Coluna do Carlos Romero

Esse era lambão! (Por Carlos Romero Carneiro)

Quem viveu os anos 80 no morro do José da Silva sabe como a vida era movimentada e hilária naqueles tempos. Era uma época interessante. Havia o Armazém 1001 artigos, a farmácia do Seu Rui, a movimentação em torno do grupão, os habitantes da Rua Nova, a correria dos carnavalescos e a oficina de refrigeração do meu pai.

Macarrão cresceu aqui, ora ajudando o Seu Hugo com a entrega de botijões de gás, ora fazendo trapalhadas na oficina. Foi naquela época que uma cliente, ao tomar conhecimento de que seria dele a missão de pintar o seu freezer, soltou a pérola: “O macarrão, não! Ele é muito lambão!” Dali para a frente, todo mundo virou lambão, a criançada da rua virou lambinha e a mulherada virou lamba. Foi uma febre na cidade.

Quando popularizou o seriado do Chaves, Macarrão (que havia ganhado este apelido do meu pai, pra variar), deu de chamar todo mundo de “gentalha”. Com aquele bigodinho, ficou mesmo parecido com o Seu Madruga, o que lhe rendeu outro apelido. Certa feita, chamou um vizinho mais sério de gentalha e recebeu uma visita, minutos depois. O dentista chegou com um dicionário debaixo do braço e lhe apresentou o significado da palavra: “Gentinha, Gentaça… Tá vendo? Não pode sair por aí chamando as pessoas disso!” E adiantou? Adiantou nada! Todo mundo que passava na rua era zoado por ele e por seu amigo inseparável, o Joaquim, também conhecido como Traia (ou Tralha, na língua culta). Esse mexia tanto com os outros que até facada levou… outra figura inesquecível do morro do Zé da Silva.

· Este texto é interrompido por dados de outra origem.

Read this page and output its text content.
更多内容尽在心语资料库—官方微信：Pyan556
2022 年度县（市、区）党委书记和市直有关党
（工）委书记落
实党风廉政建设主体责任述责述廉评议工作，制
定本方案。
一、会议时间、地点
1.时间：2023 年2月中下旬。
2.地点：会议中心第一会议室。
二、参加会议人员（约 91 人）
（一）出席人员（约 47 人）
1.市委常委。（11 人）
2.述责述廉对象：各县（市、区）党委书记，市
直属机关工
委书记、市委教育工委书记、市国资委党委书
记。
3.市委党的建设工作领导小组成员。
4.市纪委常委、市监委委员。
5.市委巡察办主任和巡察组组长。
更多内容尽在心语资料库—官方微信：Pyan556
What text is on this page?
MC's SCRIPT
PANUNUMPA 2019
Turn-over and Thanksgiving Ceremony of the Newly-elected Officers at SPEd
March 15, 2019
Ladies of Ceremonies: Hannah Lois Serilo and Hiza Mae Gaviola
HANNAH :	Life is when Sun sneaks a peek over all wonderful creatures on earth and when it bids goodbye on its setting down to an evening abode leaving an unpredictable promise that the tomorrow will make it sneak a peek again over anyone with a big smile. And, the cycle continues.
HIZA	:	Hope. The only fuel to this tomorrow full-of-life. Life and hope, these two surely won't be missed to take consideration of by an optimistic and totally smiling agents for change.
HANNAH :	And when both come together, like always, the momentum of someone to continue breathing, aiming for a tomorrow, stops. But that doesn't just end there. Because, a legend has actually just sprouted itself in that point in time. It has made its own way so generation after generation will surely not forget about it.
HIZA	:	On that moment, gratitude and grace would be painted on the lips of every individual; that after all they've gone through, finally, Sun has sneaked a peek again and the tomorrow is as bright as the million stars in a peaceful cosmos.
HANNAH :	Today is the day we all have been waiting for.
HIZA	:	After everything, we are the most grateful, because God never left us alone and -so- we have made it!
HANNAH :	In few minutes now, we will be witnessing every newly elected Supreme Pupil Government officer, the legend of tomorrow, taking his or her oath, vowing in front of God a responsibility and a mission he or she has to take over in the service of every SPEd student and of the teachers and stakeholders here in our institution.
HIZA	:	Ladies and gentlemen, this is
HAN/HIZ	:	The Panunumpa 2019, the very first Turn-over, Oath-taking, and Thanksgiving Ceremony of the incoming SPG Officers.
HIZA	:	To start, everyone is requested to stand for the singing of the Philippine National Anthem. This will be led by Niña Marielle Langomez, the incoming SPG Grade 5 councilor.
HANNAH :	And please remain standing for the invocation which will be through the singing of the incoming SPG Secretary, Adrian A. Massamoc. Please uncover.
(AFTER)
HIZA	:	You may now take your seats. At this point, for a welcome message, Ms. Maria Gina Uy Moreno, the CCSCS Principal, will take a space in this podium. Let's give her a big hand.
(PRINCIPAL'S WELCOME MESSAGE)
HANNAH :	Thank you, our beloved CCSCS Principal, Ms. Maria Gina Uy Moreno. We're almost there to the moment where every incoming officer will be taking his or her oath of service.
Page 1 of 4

Se existia alguém que gostava do serviço mal feito, esse alguém era o Macarrão. Lembro do dia em que “esqueceu” de recolocar lã de vidro depois da pintura e uma geladeira começou a gelar do lado de fora. E o rapaz não tentou entregar assim mesmo? Formou uma camada de gelo na porta, o que lhe rendeu outra história. Tudo que era geladeira tinha as digitais de Macarrão que sequer esperava a tinta secar para entregar o serviço. E dá-lhe tiração de sarro, não importava quem passasse. E dá-lhe moeda colada no chão, purgante na cerveja, maçarico no alicate, zoação e choque no banquinho.

Um caso que virou lenda na vizinhança foi quando Taylor Carneiro reparou que sua conta de luz havia triplicado de um mês para outro. Reclamou na Cemig, chamou especialistas, trocou a fiação… Nada dava resultado até se lembrar de que Macarrão havia montado uma oficina ao lado. Não deu outra… chegou ao estabelecimento do amigo e notou que um fio saía da parede de sua casa e ia direto ao compressor. “Não é possível, Macarrão!”
Aquele sujeito fez tanta diferença na minha vida, com suas brincadeiras e trejeitos, que dediquei uma monografia a ele, sabe-se lá por que. Da última vez em que o vi, foi em uma visita que fez ao jornal, há poucos meses. Não sabia que meu pai, nem Ieié haviam falecido e até segurou o choro. “Quase morri dia desses, contou dando aquela risadinha do rabujento…”

Hoje, soube que o meu querido amigo Macarrão foi pro lado de lá. Se morria de medo de dentista, quem dirá de apitar na curva… Se é mesmo verdade que o morro do Zé da Silva anda mais animado no além, hoje tem festa por lá. Vai com Deus, Gentalha! Mande um abraço a todos.